Oh, and if I could add a third condition: I have to be able to actually see my ball. This, as opposed to the fanatics who think nothing of playing out the back nine long after darkness has fallen.
Part of what's making this spring so particularly miserable is that it follows a nastier-than-normal winter, or what George Harrison would call "a long, cold, lonely winter." Which made the hibernating golfer feel like he or she was owed something. Like an early, temperate spring. But this winter was not only harsh, it also had legs.
Further, it's been irresistibly tempting to compare this spring to last. Which we now know was a nutty anomaly, not the new norm. And which spoiled us rotten. Out golfing in mid-March. In T-shirts and shorts. Working up a sweat and a thirst. And worrying about sunscreen strength -- as opposed to the possibility of windburn. Or frostbite. How nutty was the anomaly that was last spring, wherein we tasted full-blown summer before the Ides of March? It actually got people cheering against Al Gore, and for (fore!) Global Warming!

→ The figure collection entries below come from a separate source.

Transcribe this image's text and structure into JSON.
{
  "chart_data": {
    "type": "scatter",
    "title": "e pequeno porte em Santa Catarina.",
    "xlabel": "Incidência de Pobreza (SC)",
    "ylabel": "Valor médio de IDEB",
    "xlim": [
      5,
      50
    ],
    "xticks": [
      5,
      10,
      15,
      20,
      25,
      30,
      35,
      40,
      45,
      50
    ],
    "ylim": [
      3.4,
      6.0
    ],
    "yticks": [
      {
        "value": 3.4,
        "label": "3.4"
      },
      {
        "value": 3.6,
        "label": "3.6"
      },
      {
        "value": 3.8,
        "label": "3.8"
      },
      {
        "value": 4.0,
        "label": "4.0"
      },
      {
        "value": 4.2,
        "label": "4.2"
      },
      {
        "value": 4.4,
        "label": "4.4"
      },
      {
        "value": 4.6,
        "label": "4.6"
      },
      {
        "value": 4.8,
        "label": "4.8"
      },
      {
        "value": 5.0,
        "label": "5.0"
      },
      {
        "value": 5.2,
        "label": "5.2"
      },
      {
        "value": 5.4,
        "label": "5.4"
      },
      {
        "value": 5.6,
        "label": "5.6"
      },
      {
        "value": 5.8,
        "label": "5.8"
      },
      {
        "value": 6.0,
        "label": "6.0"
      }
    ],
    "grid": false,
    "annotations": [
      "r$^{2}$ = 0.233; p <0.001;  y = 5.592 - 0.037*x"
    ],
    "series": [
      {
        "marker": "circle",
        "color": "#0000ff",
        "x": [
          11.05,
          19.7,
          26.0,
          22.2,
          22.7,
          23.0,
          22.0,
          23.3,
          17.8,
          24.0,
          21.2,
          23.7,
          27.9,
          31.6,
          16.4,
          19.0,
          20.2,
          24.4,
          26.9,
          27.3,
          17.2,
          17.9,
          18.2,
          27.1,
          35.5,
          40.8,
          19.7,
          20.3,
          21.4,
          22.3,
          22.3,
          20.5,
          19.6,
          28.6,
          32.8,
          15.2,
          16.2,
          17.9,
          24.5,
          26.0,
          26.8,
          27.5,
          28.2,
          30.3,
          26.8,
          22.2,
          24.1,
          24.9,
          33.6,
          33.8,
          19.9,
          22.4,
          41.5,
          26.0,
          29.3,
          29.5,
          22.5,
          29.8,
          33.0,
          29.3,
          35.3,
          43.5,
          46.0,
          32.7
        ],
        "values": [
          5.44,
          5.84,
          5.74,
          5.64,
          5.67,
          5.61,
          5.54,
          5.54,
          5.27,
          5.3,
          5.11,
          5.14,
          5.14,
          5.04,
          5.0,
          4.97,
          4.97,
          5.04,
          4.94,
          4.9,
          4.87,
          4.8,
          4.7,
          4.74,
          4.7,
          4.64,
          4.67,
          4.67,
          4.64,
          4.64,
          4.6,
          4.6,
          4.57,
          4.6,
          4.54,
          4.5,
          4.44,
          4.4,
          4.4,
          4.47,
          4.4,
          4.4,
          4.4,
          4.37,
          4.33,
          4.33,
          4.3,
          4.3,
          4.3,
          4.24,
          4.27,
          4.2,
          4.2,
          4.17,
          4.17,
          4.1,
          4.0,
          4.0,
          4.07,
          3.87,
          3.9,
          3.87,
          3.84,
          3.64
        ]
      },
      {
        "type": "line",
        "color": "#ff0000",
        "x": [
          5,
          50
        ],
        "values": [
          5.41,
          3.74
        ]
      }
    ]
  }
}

Finally, you have to consider why people golf. As an excuse to get outside in the sunlight and fresh air. For exercise (if they forego the cart). For camaraderie (chewing the fat, having a few laughs and solving all the world's problems over a beer at the 19th hole). And for escape -- a few hours existing outside the realm of the real world, forgetting life's trials and tribulations and, instead, goofing on friends, plotting shots, trying to execute strategies and getting wholly absorbed in a game.
It's been one of those dark, disturbing springs wherein the need for escape has been enormous. The idiotic weather. Assorted natural disasters. Avian flu outbreaks. Bombs in Boston. Terror plots in our home and native land. Escape has rarely seemed this appealing -- this essential.
I'm scheduled to golf tomorrow. First round of the season. Be prepared: you may need an umbrella. Or, if history repeats, you may have to skate to work. Around fallen trees and downed hydro wires. In this, the spring of 2013, it's all just par for the course.